Wierz mi, że można wzmocnić swoją siłę psychiczną i poczucie panowania nad swoim życiem, robiąc małe kroki.
Wręcz przeciwnie, myślenie w kategoriach kai-zen – praktykowania małych kroków rozwojowych w japońskim stylu jest skuteczniejsze. Pomaga uniknąć hurra optymizmu i… zjazdu po nim otchłań bycia zawiedzioną.
Oto kilka prostych wskazówek do codziennego wykorzystania:
1. Poznaj lepiej swoje emocje
Umiejętność rozpoznawania emocji, które właśnie odczuwamy sprawia, że jesteśmy w większym kontakcie ze sobą. Jest to jest podstawą siły i elastyczności psychologicznej. Emocje najłatwiej rozpoznać nie przez głowę, lecz przez ciało.
Zadaj sobie pytanie: Co się dzieje w moim ciele teraz? Gdzie czuję przepływ energii? Czy jest ona gorąca czy zimna? Czy czuję ścisk czy rozszerzenie? Gdzie?
Poniżej znajdziesz przykład z Mapy emocji, opracowanej w USA. To niesamowicie, że badacze, dzięki tysiącom osób badanych, zdołali określić, gdzie zwykle odczuwa się konkretną emocję. Wykorzystaj to do poznania i nazwania swoich emocji.
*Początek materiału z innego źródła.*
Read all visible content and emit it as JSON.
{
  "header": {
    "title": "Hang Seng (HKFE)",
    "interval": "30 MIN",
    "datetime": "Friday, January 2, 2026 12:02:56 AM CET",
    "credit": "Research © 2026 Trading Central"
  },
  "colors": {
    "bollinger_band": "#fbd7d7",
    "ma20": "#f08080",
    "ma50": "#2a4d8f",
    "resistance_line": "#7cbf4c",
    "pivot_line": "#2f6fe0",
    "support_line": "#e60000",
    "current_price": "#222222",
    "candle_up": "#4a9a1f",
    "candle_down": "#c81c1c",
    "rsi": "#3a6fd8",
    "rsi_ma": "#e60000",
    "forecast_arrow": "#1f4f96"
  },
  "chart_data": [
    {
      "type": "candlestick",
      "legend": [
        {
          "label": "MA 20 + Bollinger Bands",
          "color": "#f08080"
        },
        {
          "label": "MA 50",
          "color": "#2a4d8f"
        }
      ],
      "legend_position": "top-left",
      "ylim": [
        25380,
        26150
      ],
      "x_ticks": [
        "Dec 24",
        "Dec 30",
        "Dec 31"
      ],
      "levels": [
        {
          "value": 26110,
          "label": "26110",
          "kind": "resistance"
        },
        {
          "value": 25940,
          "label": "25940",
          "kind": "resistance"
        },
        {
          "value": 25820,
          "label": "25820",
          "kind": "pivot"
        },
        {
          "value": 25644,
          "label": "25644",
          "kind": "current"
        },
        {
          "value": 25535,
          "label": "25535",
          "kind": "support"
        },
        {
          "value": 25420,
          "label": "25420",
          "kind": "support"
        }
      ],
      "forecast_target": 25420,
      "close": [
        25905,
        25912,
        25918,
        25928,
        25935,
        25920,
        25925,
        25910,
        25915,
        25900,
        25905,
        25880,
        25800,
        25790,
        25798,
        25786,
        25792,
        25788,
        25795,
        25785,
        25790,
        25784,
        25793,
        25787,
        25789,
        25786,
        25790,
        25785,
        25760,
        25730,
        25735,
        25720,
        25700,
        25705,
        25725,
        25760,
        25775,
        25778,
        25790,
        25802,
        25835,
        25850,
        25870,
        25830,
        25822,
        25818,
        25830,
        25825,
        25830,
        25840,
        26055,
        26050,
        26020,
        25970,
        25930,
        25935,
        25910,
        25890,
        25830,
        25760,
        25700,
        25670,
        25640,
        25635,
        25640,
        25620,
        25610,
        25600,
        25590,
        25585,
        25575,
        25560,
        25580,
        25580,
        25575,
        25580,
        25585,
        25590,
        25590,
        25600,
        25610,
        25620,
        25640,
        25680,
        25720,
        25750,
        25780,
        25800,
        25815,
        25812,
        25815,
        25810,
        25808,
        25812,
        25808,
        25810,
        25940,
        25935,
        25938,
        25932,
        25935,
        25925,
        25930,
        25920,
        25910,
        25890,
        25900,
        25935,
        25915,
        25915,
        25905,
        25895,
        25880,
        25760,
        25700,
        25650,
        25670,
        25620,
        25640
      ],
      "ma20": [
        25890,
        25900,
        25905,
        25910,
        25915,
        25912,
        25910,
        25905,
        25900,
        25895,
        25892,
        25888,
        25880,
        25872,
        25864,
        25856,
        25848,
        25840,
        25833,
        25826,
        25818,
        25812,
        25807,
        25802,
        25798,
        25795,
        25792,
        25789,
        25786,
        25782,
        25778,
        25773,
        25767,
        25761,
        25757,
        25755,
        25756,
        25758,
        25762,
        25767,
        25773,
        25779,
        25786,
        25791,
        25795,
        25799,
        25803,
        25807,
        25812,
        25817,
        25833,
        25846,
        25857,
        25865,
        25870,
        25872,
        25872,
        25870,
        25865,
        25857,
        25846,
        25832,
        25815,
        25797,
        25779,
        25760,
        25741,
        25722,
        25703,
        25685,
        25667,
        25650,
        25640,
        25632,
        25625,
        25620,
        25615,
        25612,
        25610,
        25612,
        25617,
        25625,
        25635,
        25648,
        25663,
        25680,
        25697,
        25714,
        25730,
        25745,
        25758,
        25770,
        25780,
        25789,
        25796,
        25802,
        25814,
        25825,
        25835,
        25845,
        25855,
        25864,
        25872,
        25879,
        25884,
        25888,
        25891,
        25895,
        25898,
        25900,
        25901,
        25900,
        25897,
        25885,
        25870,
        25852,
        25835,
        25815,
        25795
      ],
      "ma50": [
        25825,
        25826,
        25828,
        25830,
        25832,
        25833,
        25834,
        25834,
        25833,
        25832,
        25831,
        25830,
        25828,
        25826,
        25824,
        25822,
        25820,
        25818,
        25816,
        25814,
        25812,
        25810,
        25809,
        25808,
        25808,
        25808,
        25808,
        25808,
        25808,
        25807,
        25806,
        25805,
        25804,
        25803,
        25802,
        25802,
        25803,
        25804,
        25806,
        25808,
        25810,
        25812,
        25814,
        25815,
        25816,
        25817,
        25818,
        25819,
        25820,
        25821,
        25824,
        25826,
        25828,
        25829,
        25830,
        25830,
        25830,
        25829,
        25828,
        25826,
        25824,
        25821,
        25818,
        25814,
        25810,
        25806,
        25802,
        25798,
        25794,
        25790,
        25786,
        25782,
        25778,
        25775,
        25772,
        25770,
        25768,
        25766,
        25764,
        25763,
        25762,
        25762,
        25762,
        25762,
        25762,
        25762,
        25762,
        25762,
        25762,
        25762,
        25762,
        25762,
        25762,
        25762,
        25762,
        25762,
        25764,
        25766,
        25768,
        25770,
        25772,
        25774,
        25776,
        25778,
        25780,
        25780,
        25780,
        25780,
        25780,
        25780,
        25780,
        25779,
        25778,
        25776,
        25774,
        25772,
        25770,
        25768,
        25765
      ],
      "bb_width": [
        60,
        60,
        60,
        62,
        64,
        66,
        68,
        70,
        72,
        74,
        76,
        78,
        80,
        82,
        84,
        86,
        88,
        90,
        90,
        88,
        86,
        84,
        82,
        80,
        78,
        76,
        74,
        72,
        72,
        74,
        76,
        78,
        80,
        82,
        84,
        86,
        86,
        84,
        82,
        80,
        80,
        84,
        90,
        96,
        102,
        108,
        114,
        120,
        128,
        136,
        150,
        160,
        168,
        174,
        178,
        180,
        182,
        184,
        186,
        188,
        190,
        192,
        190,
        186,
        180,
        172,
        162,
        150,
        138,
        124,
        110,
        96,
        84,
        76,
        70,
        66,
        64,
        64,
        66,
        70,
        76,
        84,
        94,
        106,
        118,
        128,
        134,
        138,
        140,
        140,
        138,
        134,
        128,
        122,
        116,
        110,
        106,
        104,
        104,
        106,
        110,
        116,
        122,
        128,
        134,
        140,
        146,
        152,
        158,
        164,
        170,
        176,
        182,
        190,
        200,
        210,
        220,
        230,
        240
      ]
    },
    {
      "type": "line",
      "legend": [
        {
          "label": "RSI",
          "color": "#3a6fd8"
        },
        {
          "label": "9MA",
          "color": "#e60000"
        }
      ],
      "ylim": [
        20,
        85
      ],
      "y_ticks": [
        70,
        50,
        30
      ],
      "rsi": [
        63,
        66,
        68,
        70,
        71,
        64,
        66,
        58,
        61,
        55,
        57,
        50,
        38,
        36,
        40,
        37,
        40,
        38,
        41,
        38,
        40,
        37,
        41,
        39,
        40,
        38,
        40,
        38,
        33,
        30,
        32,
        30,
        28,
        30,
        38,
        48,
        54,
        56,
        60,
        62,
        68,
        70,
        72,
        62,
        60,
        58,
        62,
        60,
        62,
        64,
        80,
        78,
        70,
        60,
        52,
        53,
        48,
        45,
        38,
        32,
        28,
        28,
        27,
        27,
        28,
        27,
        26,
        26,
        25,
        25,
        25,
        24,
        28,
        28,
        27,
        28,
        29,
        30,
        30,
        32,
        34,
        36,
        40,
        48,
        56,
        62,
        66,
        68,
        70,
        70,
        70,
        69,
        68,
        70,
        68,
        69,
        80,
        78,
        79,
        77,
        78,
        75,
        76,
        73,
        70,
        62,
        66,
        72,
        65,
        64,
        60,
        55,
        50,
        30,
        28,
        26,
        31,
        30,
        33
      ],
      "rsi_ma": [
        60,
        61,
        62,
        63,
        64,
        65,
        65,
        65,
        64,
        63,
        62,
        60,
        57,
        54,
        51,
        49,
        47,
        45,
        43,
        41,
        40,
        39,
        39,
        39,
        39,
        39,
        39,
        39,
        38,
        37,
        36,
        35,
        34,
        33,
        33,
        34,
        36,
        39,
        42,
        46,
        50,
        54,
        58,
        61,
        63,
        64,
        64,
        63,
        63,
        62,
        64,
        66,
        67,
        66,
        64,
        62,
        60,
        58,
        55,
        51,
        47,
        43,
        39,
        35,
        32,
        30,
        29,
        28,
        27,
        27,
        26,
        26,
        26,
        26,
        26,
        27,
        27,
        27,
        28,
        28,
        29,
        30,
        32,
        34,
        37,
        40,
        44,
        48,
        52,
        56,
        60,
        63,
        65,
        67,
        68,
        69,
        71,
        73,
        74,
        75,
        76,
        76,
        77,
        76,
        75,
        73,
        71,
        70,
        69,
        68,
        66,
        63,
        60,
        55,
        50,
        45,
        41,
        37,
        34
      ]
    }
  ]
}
Możesz ćwiczyć to, nie ruszając się z kanapy.
Więcej info o zlokalizowaniu emocji w ciele, znajdziesz TU
2. Napisz do siebie list pełen życzliwości
Życzliwość, serdeczność – one budują tkankę społeczną. Każdy człowiek – oprócz socjopaty – potrzebuje życzliwości i ciepła na co dzień. Ty też. A jest tylko jedna osoba, która może Ci to zagwarantować i to na życzenie – to jesteś Ty sama. Napisz do siebie list, w którym chwalisz się, doceniasz i mówisz sobie komplementy. Napisz sobie te wszystkie dobre słowa, które powinnaś dziś usłyszeć, a z jakiegoś powodu nie usłyszałaś. Napisz do siebie to, co napisałabyś sobie, gdybyś była dla siebie prawdziwą przyjaciółką.
3. Medytuj
Poświęć 5 minut na siedząco, leżąco, na podłodze lub na kanapie, żeby popraktykować uważność. Skoncentruj się na np. oddechu:
– Robię wdech. Czuję, jak błękitno-złote powietrze wpływa przez moje usta, tchawicę do oskrzeli i płuc.
– Robię wydech. Czuję, jak szare powietrze wypływa z moich płuc, wydobywa się na zewnątrz przez tchawicę i usta.
Kiedy myśli zejdą na plan dalszy, przejdź do medytacji miłującej dobroci, która znajdziesz np. TU w wykonaniu mojego ulubionego nauczyciela buddyjskiego Ajahn Brahma
4. Każdego wieczoru wypisz 3 rzeczy, za które jesteś wdzięczna
Poza tym są to bardzo trywialne i proste sprawy, dostępne na wyciągnięcie ręki. Możemy ich mieć dużo więcej, kiedy tylko uświadomimy sobie, jak bardzo ich potrzebujemy.
5. Przypomnij sobie, jaki jest sens Twojego życia
Co sprawia, że czujesz, że żyjesz? Co jest Twoja istotą? Za czym ciągle tęsknisz i chcesz tego więcej?
Co by zostało, gdyby zabrać Ci wszystkie osiągnięcia, tytuły, splendory, władzę, pieniądze? Kim jesteś w głębi Twojego jestestwa?Co dzisiaj zrobisz w zgodzie ze sobą prawdziwym? Jaki najmniejszy nawet krok wykonasz , żeby być w zgodzie ze swoim prawdziwym ja? Co dzisiaj zrobiłeś dla siebie samego i tego kim chcesz być?
Właśnie to sprawia, że wzmacniamy swoją psychikę, uelastyczniamy ją. Stając się życzliwym i pełnym zrozumienia dla siebie, stajemy się też tacy dla innych. Będąc uważnym na siebie i swoje uczucia, popełniamy mniej błędów i jesteśmy skuteczniejsi. Wzmacniamy się i jesteśmy w stanie podejmować kolejne wyzwania, wiedzą, że damy sobie radę, bo akceptujemy świat i siebie w nim, takimi, jacy jesteśmy.